I think Alzheimer’s "disease" is a CEREBRAL AMYLOIDOSIS, a form and localisation of systemic amyloidosis. Chronic infections and inflammation, most frequently in women, can be a cause of systemic and cerebral amyloidosis, too.

Amyloid A (AA) amyloidosis is the most common form of systemic amyloidosis worldwide. It is characterized by extracellular tissue deposition of fibrils that are composed of fragments of serum amyloid A (SAA) protein, a major acute-phase reactant protein, produced predominantly by hepatocytes. AA amyloidosis occurs in the course of a chronic inflammatory disease of either infectious or noninfectious etiology, TBC, lues, and with certain neoplasms such as Hodgkin disease and renal cell carcinoma.

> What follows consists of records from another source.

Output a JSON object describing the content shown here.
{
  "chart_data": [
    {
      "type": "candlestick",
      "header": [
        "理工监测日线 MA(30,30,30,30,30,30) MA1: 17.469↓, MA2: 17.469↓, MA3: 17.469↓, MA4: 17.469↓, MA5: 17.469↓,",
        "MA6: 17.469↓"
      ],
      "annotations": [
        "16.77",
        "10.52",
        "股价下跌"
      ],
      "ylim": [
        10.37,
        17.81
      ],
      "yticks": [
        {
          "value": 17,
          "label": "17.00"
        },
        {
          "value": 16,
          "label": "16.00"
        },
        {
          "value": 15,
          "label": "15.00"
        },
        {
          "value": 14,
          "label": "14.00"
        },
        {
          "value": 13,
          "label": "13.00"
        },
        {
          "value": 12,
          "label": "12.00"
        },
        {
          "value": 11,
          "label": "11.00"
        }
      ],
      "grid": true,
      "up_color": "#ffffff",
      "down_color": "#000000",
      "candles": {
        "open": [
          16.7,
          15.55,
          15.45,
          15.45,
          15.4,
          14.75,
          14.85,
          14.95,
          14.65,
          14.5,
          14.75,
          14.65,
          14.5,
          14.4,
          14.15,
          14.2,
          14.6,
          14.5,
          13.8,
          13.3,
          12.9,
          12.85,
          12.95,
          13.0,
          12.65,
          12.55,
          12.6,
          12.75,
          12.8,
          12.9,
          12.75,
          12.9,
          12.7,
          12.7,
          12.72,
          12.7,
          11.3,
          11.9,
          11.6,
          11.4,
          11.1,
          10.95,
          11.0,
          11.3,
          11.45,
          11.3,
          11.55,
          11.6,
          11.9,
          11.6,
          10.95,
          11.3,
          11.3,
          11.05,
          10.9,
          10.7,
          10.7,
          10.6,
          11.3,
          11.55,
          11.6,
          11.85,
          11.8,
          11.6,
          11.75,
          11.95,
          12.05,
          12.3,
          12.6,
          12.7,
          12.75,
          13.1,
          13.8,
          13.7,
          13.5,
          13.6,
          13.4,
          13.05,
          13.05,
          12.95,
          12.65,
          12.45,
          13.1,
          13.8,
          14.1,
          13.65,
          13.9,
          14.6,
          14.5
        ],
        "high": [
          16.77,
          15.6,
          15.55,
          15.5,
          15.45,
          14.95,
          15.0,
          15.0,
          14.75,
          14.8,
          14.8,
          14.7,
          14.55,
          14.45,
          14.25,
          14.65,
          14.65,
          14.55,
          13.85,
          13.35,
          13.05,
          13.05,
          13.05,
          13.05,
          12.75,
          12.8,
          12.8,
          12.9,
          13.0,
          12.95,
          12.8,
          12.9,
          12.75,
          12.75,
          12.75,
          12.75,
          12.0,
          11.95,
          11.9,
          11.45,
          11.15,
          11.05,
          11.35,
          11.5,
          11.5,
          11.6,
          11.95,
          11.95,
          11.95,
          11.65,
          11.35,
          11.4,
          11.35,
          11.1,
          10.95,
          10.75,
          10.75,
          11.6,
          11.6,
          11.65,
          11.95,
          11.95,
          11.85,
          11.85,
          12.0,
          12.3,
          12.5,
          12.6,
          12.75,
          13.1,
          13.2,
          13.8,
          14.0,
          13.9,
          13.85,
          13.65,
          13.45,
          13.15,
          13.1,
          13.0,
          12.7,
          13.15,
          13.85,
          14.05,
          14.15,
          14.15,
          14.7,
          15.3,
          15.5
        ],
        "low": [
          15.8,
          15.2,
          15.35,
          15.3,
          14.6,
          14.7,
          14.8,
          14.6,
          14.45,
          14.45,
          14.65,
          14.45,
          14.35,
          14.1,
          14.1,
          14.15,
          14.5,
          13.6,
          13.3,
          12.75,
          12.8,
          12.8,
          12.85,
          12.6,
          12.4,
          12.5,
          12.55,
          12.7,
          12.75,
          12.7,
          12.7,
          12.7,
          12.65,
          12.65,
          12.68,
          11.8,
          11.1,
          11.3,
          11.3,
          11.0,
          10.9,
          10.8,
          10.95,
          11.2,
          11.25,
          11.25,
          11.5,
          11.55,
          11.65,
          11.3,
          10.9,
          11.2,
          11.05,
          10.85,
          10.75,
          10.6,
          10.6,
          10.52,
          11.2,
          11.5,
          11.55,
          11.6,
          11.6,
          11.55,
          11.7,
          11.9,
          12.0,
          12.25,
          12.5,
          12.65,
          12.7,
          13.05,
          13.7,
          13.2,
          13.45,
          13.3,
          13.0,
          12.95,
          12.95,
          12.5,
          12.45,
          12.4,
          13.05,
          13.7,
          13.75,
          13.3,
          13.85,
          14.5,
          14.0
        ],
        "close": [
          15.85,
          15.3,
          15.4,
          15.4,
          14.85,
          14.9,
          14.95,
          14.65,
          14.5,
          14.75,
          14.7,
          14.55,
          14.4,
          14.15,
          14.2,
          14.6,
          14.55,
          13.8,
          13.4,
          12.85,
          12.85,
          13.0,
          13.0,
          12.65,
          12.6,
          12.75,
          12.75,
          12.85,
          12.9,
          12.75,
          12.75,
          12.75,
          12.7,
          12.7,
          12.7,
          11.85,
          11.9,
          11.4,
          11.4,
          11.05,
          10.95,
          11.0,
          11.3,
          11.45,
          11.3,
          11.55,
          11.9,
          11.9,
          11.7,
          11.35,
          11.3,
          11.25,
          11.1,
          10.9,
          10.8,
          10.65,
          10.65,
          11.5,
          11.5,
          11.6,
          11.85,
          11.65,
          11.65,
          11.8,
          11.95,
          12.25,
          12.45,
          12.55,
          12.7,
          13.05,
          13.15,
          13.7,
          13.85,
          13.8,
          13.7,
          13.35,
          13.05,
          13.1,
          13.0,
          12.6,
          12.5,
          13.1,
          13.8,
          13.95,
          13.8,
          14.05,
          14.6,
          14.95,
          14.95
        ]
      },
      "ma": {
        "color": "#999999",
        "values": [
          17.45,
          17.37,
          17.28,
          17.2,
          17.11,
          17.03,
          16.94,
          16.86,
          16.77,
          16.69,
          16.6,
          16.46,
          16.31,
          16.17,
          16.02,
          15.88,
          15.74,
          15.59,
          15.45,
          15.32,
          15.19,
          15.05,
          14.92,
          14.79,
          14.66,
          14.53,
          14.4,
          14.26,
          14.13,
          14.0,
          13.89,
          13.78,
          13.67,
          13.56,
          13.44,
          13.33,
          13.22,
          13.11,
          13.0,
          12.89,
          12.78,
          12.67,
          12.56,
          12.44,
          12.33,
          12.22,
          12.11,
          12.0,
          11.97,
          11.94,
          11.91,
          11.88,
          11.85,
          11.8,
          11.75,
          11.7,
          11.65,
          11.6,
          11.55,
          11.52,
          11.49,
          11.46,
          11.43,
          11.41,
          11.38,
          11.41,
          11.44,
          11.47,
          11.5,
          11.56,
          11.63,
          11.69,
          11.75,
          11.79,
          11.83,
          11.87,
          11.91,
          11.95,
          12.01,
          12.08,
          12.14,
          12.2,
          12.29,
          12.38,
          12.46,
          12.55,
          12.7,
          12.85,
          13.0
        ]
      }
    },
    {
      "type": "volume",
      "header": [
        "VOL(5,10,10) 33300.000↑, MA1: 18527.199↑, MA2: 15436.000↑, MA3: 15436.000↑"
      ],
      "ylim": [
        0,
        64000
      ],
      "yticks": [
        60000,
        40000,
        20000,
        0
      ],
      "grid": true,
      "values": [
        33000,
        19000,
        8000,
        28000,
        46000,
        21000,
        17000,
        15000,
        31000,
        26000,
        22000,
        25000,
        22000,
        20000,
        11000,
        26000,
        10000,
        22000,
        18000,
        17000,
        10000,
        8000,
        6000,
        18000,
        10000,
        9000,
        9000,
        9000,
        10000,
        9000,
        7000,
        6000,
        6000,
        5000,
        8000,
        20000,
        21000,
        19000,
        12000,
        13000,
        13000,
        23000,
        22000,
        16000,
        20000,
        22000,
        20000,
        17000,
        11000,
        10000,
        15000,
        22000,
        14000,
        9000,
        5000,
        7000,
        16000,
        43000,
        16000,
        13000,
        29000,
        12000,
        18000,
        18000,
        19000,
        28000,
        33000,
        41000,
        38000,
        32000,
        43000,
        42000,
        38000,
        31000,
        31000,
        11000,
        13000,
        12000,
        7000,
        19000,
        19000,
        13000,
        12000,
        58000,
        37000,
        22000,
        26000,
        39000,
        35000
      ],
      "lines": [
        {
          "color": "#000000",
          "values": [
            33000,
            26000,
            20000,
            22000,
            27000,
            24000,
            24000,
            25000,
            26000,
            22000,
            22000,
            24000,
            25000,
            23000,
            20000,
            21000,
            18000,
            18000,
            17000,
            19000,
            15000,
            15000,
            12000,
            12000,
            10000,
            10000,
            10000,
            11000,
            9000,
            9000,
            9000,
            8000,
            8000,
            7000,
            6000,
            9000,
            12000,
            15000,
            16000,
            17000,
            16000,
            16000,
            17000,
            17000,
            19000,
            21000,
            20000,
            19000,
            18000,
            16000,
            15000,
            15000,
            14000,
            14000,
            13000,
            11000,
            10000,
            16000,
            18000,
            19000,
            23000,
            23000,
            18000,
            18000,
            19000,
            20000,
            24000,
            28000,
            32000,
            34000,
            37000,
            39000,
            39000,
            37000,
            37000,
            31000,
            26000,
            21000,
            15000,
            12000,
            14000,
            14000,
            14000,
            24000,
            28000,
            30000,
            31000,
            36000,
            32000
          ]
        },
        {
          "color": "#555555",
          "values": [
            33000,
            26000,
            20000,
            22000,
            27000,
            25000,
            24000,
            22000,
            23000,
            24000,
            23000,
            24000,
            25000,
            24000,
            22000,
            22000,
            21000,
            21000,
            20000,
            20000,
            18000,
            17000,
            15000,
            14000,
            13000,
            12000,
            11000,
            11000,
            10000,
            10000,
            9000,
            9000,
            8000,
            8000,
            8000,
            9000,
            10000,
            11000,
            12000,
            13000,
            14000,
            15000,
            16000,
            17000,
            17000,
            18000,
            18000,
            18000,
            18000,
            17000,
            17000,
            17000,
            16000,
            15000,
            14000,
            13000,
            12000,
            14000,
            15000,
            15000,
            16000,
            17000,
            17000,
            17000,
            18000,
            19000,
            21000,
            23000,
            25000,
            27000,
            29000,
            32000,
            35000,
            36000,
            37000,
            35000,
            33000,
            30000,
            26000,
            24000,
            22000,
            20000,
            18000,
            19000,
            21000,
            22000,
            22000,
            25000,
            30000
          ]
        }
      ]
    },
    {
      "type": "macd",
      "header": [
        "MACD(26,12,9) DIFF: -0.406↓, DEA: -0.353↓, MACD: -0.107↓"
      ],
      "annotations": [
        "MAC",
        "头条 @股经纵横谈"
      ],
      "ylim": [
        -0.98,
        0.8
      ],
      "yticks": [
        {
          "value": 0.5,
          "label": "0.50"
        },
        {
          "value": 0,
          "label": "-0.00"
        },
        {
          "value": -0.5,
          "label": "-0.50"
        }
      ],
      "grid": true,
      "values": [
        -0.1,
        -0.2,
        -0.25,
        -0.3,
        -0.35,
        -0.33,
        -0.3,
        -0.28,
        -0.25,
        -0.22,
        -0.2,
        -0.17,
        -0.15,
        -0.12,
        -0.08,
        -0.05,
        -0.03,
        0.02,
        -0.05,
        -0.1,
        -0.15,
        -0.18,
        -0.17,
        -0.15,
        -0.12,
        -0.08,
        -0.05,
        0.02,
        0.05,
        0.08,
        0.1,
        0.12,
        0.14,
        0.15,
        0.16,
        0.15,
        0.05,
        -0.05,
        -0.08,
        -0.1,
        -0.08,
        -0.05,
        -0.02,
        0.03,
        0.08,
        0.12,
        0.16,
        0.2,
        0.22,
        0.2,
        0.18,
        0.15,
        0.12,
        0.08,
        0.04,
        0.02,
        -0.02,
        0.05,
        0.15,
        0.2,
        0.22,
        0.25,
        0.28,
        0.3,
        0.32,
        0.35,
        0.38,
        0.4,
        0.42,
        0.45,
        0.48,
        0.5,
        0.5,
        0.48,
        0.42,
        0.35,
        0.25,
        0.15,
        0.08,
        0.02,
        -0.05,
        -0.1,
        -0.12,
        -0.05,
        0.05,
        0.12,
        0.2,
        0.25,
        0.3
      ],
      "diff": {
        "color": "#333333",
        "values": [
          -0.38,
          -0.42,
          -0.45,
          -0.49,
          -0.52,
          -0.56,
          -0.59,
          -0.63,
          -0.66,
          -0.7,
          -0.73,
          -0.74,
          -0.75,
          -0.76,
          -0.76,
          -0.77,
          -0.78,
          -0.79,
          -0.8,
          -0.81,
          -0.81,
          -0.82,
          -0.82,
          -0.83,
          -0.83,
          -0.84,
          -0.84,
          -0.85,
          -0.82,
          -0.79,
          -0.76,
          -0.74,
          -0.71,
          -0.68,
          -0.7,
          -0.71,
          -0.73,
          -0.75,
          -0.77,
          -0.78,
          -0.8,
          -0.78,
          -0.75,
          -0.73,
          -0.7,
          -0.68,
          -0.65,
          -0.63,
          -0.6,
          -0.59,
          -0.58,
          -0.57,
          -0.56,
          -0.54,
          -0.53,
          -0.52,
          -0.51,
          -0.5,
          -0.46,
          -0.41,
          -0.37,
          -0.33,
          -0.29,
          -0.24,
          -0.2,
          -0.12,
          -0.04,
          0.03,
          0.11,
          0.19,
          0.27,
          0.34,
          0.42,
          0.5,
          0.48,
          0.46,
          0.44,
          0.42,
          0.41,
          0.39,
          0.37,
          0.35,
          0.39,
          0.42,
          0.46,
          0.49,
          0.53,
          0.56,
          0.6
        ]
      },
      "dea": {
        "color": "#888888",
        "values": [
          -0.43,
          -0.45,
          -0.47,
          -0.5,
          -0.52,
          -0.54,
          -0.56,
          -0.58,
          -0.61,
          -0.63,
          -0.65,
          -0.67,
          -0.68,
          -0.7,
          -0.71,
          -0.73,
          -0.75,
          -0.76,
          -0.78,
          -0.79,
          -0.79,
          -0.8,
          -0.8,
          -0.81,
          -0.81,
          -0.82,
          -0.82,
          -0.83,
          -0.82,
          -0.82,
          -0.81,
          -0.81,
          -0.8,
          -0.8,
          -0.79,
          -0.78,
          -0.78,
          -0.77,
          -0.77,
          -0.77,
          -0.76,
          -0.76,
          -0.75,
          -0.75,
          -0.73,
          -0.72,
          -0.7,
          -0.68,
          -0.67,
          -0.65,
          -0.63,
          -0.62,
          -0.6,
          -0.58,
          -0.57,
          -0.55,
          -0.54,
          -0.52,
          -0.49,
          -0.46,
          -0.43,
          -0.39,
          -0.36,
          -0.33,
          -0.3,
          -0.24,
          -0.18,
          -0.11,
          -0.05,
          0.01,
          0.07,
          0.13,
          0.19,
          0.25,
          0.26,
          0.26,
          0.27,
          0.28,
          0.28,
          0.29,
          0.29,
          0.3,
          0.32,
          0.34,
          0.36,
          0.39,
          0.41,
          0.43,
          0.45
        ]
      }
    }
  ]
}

In developing countries, the most common instigator of AA amyloidosis is chronic infection; in industrialized societies, rheumatic diseases, such as rheumatoid arthritis (RA)- consequence as acute and chronic infections, are the usual stimuli.

In AA amyloidosis, the kidney, liver, spleen and the BRAIN (Ilankovic, 2004) are the major sites of involvement. The tissue fibril consists of a 7500-dalton cleavage product of the SAA protein, an acute- phase protein produced in numerous tissues. The major source of the circulating protein is the hepatocyte. Under the influence of the inflammatory cytokine interleukin (IL)-6, hepatic transcription of the messenger ribonucleic acid (mRNA) for SAA may increase 1000-fold when exposed to an inflammatory stimulus.

Early detection and targeted antiinfective / antiinflammatory therapy of chronic infections and inflammation, can be very effective in reducing many of the consequences: rheumatic disorders, other multisystemic diseases, and systemic (and cerebral) amyloidosis.